Migration and asylum in the Americas: interdisciplinary perspectives

People have migrated throughout the Americas for centuries. Today we are seeing the continuation of such mobility trends, but restricted by migration and asylum policies, (in)formal controls, precarity, violence and insecurity. Nevertheless, where there is oppressive power there is resistance. Migrants and refugees are not only subjects of violence, as agents, they resist, transform, and advance their goals.

This afternoon interdisciplinary panels, conversations and art installations aim to create spaces where scholars, practitioners, students, and people with lived experience of migration can expand their knowledge about migration and asylum dynamics in the Americas. The event is also a platform for participants to identify gaps in research, policy-practice, build networks and collaborate to construct knowledge and solutions together.

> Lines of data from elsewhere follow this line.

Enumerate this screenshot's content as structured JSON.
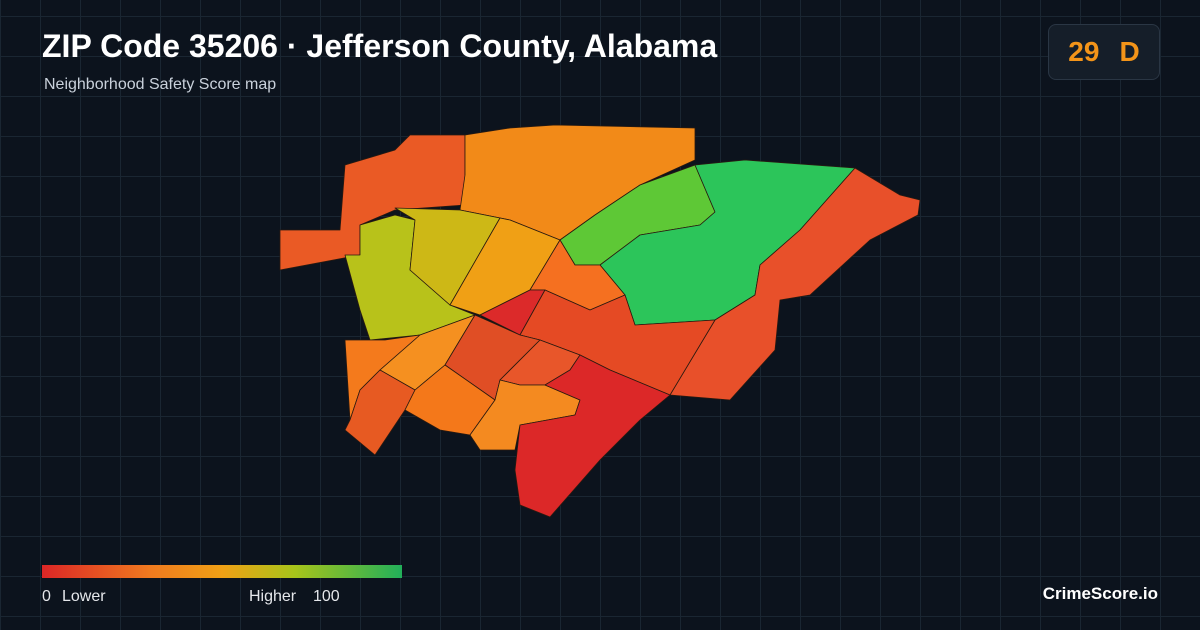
{
  "header": {
    "title": "ZIP Code 35206 · Jefferson County, Alabama",
    "subtitle": "Neighborhood Safety Score map"
  },
  "score": {
    "value": 29,
    "grade": "D"
  },
  "legend": {
    "min": 0,
    "min_label": "Lower",
    "max_label": "Higher",
    "max": 100
  },
  "brand": "CrimeScore.io"
}
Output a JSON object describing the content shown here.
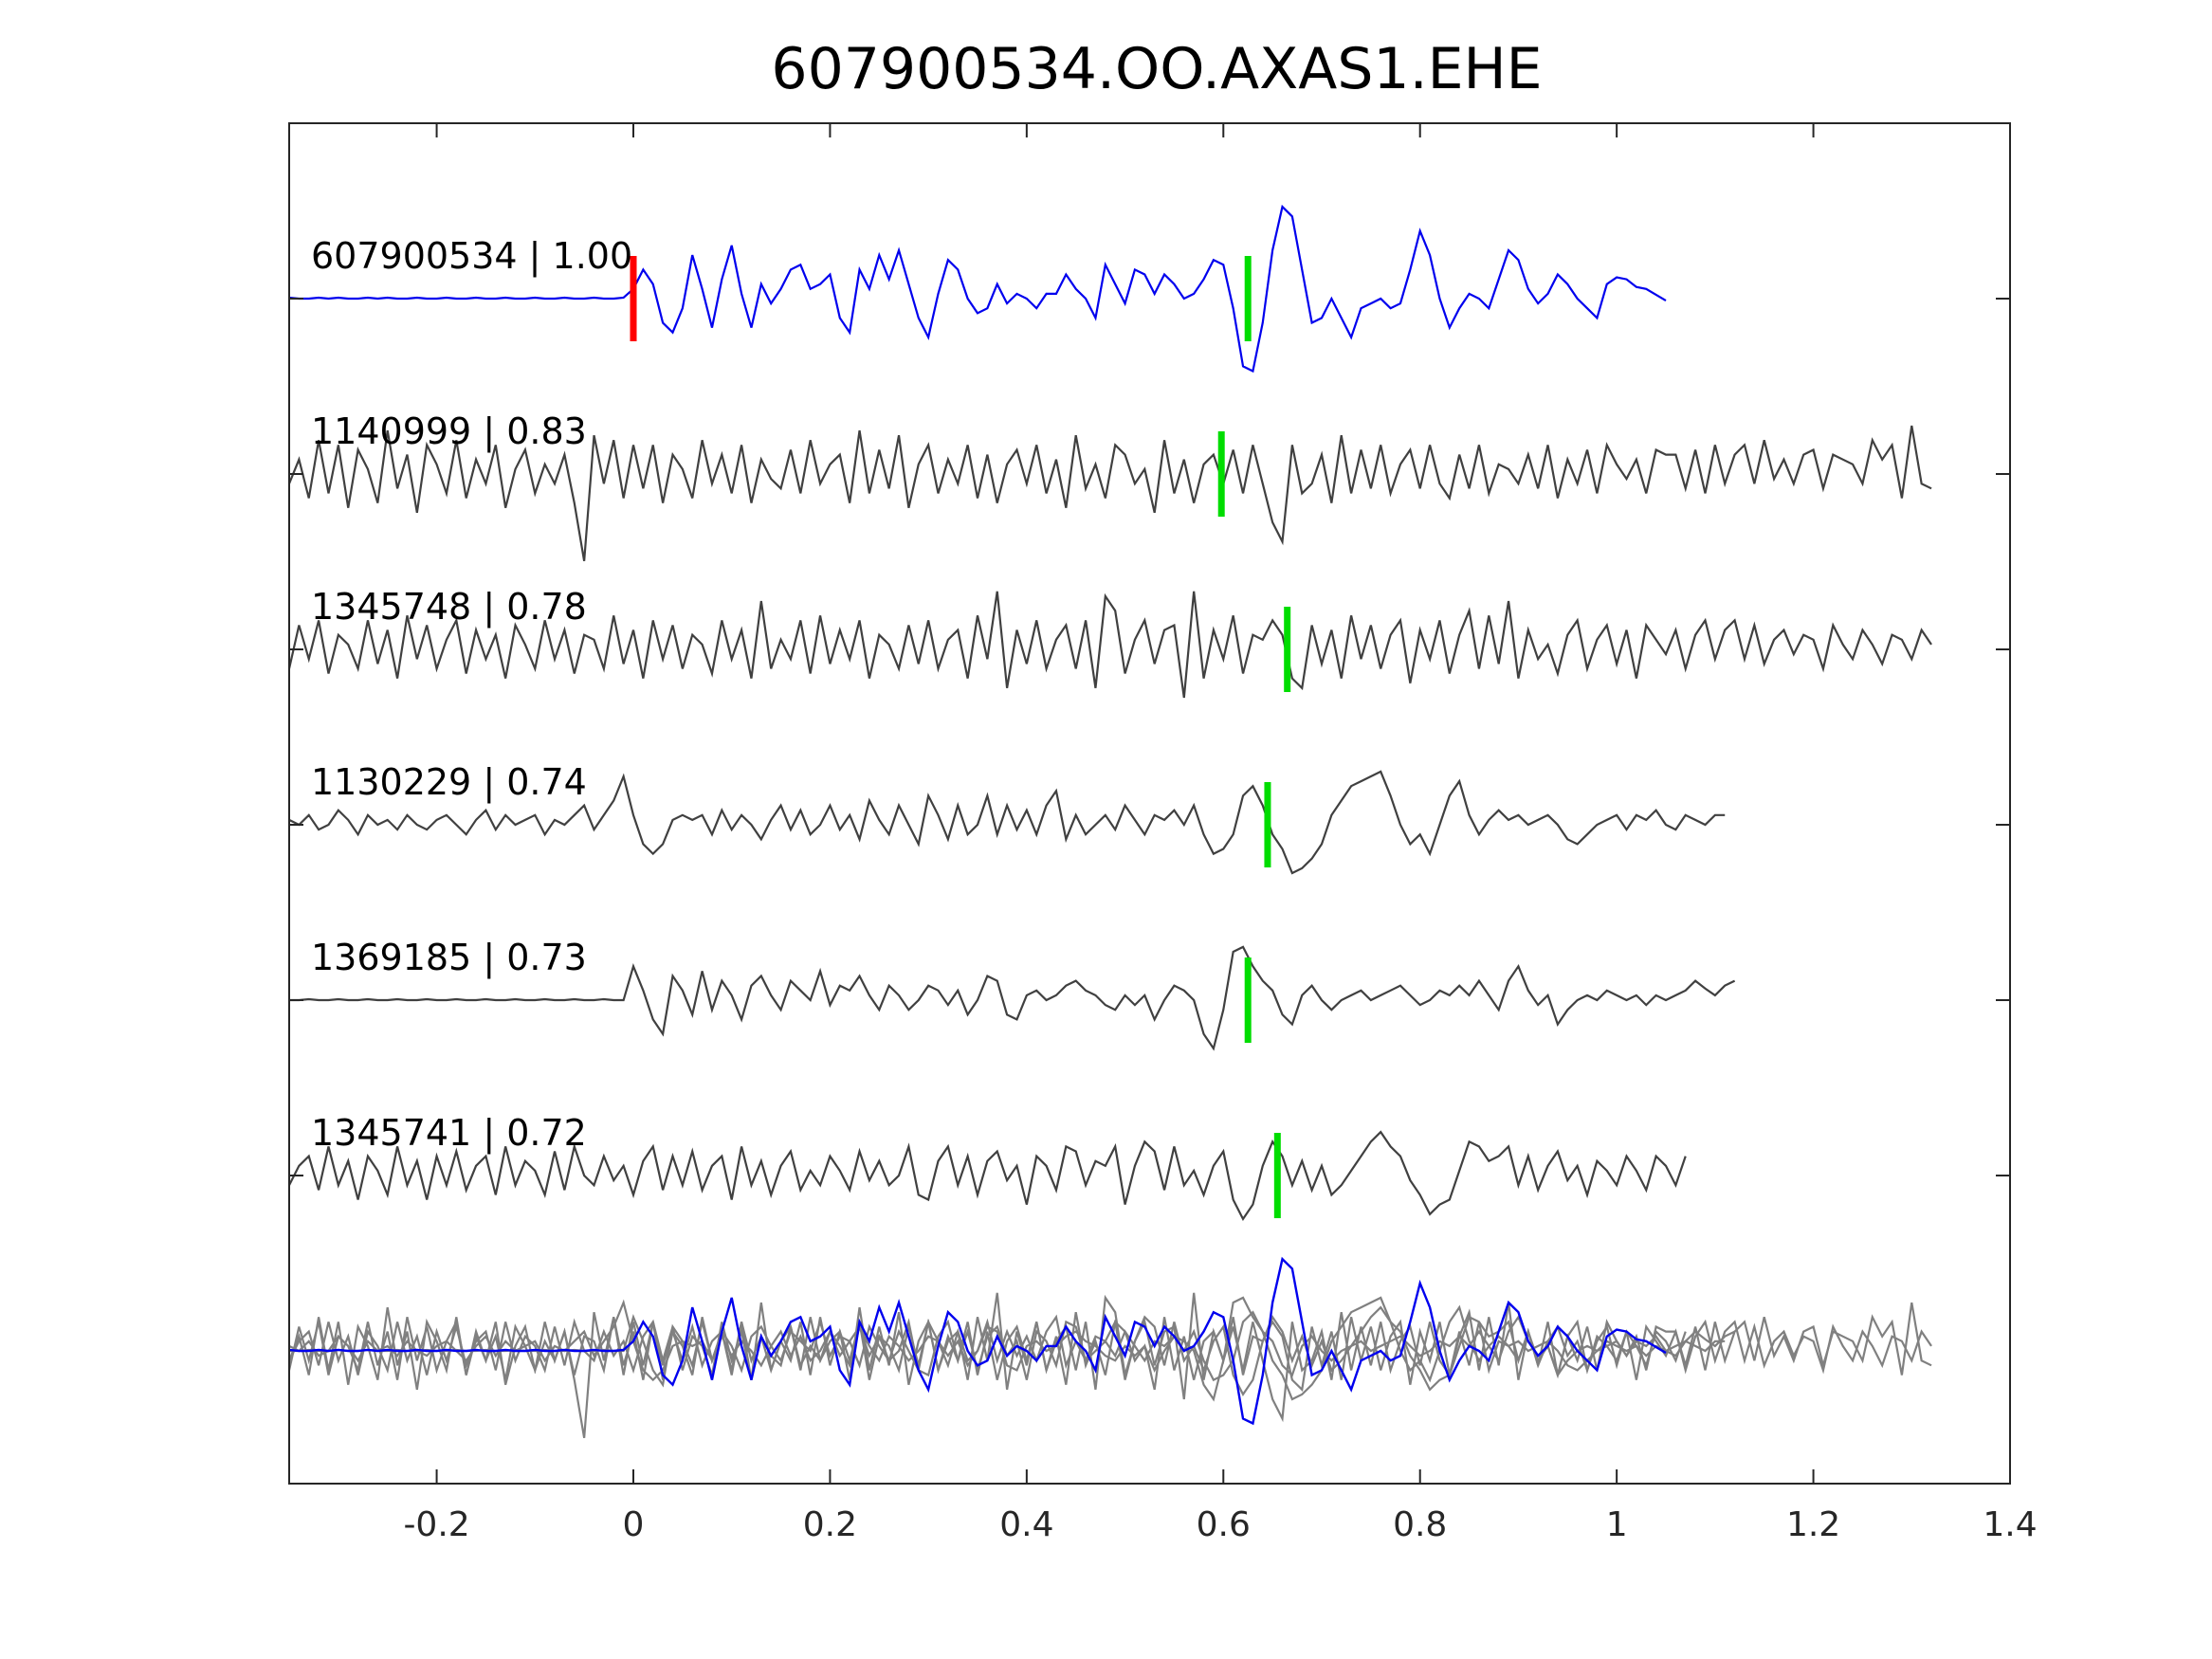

Researchers from the National Autonomous University of Mexico, Ohio University, Oxford Brookes University, the University of Essex, and the University of Oxford will present their work focusing from multiple disciplinary angles including: – health and migration, – environmental change, – music making of Black Caribbean diasporas, – community-based participatory and creative methods, – gender and sexuality, – violence, resistance, and empowerment, – migration and asylum policy-practice, – migrants’ integration and experiences of discrimination.

This event is hosted by Migration Oxford and organised by Abril Ríos-Rivera (Convener of Migration Oxford and DPhil candidate in Migration Studies – University of Oxford) in coordination with Alejandra Díaz de León (Researcher – Essex University) with the support of the Centre for Migration, Essex University. The event has been supported by Social Science Division of the University of Oxford.